# Forks



## johnmillie (20 Jun 2010)

I have a Carrera Vulcan and have been using it to commute to work, I have changed to road tyres on it but the front forks are very bouncy, would i benefit from changing them to fixed forks and if so how do you choose which will fit the best


----------



## AndyCarolan (20 Jun 2010)

johnmillie said:


> I have a Carrera Vulcan and have been using it to commute to work, I have changed to road tyres on it but the front forks are very bouncy, would i benefit from changing them to fixed forks and if so how do you choose which will fit the best



You could consider upgrading the forks to shocks with lockout such as something from the Rock Shox Tora range. That way, if you do intend on taking it off-road, you could still benefit from a better ride than rigid forks alone would give you


----------



## battered (21 Jun 2010)

I'd consider a second bike if you have the room. By the time you have bought a rigid fork and tyres you might be into the best part of £100. Somewhere is offering a *new* kona smoke hybrid at £200 (rrp330) right now, this is a vastly better bike for commuting. If yu try the great second hand adventure, you might get an even better deal. It helps to be handy with the spanners though, you can easily buy something someone else has failed to repair and have hours of fun sorting that out.


----------



## johnmillie (21 Jun 2010)

Thanks can you send a link to that somewhere


----------



## battered (21 Jun 2010)

Rutland cycles:
http://www.rutlandcycling.com/17873/Kona-Smoke-700c-Hybrid-Commuter-Bike.html

Winstanley bikes are doing £200 on the Deore geared version of the sme thing, which I think is the next model up.

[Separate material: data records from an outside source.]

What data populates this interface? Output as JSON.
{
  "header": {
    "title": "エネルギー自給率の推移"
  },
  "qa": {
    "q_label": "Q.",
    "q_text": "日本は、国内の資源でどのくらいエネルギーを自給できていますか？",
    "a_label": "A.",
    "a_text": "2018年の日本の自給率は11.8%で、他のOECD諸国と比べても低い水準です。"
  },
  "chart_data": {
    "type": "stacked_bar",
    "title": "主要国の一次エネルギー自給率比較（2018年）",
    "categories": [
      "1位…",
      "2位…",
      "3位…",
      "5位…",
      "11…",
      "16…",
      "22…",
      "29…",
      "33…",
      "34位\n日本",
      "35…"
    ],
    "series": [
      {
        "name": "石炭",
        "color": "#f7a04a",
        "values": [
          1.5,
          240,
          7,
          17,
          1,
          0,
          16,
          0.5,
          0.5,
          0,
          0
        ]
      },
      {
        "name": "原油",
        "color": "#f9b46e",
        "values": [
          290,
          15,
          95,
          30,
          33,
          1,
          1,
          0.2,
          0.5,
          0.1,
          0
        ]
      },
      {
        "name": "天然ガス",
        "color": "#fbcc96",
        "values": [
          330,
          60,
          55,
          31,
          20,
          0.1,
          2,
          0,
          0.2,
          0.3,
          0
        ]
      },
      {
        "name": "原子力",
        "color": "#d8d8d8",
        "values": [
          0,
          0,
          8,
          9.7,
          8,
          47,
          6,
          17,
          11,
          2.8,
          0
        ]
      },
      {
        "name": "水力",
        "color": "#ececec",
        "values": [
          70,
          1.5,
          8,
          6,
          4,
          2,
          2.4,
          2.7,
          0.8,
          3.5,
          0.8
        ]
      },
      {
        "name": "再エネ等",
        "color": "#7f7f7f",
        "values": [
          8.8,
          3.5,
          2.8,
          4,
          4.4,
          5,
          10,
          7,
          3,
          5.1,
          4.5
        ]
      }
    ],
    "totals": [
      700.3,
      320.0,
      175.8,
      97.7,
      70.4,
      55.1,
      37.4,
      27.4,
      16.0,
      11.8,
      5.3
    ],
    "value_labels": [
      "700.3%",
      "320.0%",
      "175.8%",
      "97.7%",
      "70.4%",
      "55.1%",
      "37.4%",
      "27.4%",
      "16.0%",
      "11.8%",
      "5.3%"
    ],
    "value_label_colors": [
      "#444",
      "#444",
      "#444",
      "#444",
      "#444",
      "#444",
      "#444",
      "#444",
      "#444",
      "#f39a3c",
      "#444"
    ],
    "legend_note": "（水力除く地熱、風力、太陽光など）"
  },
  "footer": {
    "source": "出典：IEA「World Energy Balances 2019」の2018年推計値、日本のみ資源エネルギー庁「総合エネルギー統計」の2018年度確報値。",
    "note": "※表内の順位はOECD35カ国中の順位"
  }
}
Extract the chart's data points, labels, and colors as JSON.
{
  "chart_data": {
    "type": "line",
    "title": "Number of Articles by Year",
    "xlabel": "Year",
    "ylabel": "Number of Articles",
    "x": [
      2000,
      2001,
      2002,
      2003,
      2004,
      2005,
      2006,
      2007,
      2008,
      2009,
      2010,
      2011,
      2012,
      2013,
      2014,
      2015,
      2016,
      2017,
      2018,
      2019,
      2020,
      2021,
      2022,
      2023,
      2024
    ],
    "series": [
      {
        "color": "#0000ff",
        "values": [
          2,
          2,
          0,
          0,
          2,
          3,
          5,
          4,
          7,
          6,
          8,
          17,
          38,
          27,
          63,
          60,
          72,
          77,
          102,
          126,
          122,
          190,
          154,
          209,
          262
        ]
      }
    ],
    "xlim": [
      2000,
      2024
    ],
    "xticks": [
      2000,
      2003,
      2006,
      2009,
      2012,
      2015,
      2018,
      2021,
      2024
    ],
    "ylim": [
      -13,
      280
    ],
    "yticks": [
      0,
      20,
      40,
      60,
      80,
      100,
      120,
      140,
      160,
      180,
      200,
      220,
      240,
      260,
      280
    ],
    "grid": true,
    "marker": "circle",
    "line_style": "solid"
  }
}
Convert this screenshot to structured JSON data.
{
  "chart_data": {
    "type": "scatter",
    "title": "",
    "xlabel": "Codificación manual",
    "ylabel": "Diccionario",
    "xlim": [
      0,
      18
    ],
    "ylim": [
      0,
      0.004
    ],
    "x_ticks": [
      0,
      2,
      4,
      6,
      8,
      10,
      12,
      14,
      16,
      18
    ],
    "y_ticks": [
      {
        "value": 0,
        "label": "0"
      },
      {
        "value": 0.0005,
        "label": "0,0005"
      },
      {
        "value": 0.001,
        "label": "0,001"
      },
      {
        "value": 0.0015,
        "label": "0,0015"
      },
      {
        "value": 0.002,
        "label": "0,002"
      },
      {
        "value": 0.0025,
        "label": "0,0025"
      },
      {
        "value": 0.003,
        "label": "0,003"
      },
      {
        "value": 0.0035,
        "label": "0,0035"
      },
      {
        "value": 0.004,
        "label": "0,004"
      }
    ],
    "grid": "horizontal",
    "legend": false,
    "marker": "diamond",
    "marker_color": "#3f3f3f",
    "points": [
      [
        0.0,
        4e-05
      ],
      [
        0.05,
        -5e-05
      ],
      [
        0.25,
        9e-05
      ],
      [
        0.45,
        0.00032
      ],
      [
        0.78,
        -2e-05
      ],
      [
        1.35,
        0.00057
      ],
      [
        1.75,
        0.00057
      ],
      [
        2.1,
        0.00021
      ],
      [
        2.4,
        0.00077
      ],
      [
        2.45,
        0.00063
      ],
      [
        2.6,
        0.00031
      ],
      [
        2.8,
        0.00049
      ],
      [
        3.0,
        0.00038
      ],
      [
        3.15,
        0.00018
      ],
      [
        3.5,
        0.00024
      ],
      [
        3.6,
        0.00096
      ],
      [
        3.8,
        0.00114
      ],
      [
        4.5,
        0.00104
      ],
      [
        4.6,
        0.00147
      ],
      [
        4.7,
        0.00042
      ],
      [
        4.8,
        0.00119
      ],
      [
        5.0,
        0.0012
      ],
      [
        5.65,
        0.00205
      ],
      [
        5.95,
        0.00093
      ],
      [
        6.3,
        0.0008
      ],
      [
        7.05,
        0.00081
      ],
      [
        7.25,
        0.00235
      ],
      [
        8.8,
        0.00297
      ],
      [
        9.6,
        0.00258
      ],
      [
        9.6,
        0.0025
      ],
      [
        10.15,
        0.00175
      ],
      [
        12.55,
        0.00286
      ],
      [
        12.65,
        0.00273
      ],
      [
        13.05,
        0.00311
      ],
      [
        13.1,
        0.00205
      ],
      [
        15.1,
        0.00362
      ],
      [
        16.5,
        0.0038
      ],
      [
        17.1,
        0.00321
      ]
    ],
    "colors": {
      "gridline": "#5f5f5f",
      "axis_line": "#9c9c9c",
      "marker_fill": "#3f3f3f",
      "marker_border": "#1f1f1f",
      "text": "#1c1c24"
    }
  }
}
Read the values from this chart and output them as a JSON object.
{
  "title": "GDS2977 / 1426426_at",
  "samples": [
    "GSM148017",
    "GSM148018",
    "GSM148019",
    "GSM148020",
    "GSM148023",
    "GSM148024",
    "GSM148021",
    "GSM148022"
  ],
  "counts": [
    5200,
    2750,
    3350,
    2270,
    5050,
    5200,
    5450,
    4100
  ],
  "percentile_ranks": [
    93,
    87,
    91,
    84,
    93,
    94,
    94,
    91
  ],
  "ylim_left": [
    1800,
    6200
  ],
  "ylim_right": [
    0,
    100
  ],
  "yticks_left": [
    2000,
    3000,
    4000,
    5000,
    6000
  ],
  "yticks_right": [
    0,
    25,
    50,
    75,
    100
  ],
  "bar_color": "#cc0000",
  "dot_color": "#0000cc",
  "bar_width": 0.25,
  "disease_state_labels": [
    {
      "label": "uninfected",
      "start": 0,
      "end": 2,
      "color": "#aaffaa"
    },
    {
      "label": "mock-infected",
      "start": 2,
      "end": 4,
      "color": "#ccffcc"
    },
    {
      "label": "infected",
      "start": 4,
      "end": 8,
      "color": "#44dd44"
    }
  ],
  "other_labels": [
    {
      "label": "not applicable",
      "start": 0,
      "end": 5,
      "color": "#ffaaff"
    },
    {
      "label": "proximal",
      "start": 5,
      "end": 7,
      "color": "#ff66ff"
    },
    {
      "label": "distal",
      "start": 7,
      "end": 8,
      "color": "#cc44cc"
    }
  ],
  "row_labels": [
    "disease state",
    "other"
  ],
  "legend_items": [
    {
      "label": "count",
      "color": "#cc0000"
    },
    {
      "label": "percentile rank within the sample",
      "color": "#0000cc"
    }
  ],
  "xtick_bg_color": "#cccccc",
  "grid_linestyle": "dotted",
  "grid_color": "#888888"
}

Both of these look like a great deal for £200 as a commuter and for getting round town, I don't think you'd be sorry to own either one. As I said elsewhere I have a dream to buy an old steel Kona with rigid forks and build it up, and even scratching around second hand bits I couldn't build it for £200!


----------



## freshcharlie (21 Jun 2010)

Changing to rigid forks is possible but it will almost certainly lower the front end of your bike, changing the way it looks and rides. You would need to find forks with an axle to crown measurement the same as your suspension forks (measured with you sitting on the bike) You could try forks from a road bike but your other consideration is how they will match the look of the bike. Basically you could have a lot of hassle finding the right size and they might still look rubbish.
As others have said, forks with a lockout or a new bike designed to have a hard nose are your options.


----------



## johnmillie (21 Jun 2010)

You mean like a new mtb with forks that lock


----------



## freshcharlie (22 Jun 2010)

You can get suspension forks with a lockout that will fit your Carrera. The Toras that another poster mentioned are excellent but not the cheapest. Usually there will be a knob on the crown of the fork that varies the amount of suspension from fully soft to rigid by degrees. Some are simply on or off. The Tora's locked position still has a threshold so if you hit a really big lump there will be an amount of suspension. On some forks you have to reach down and turn the dial (can be done on the move) others have a 'remote' - an extra lever mounted on the handlebars.
These are a easy to swap for your existing fork. I think the new Carreras actually have this feature. Cheaper options would be the Rockshox Dart Lockout or the SR Suntour SF7-XCM.


----------



## mickeydrippin60 (23 Jun 2010)

i work at winstanleys bikes the kona dew is a good solid option with good kit and relatavley cheep too


----------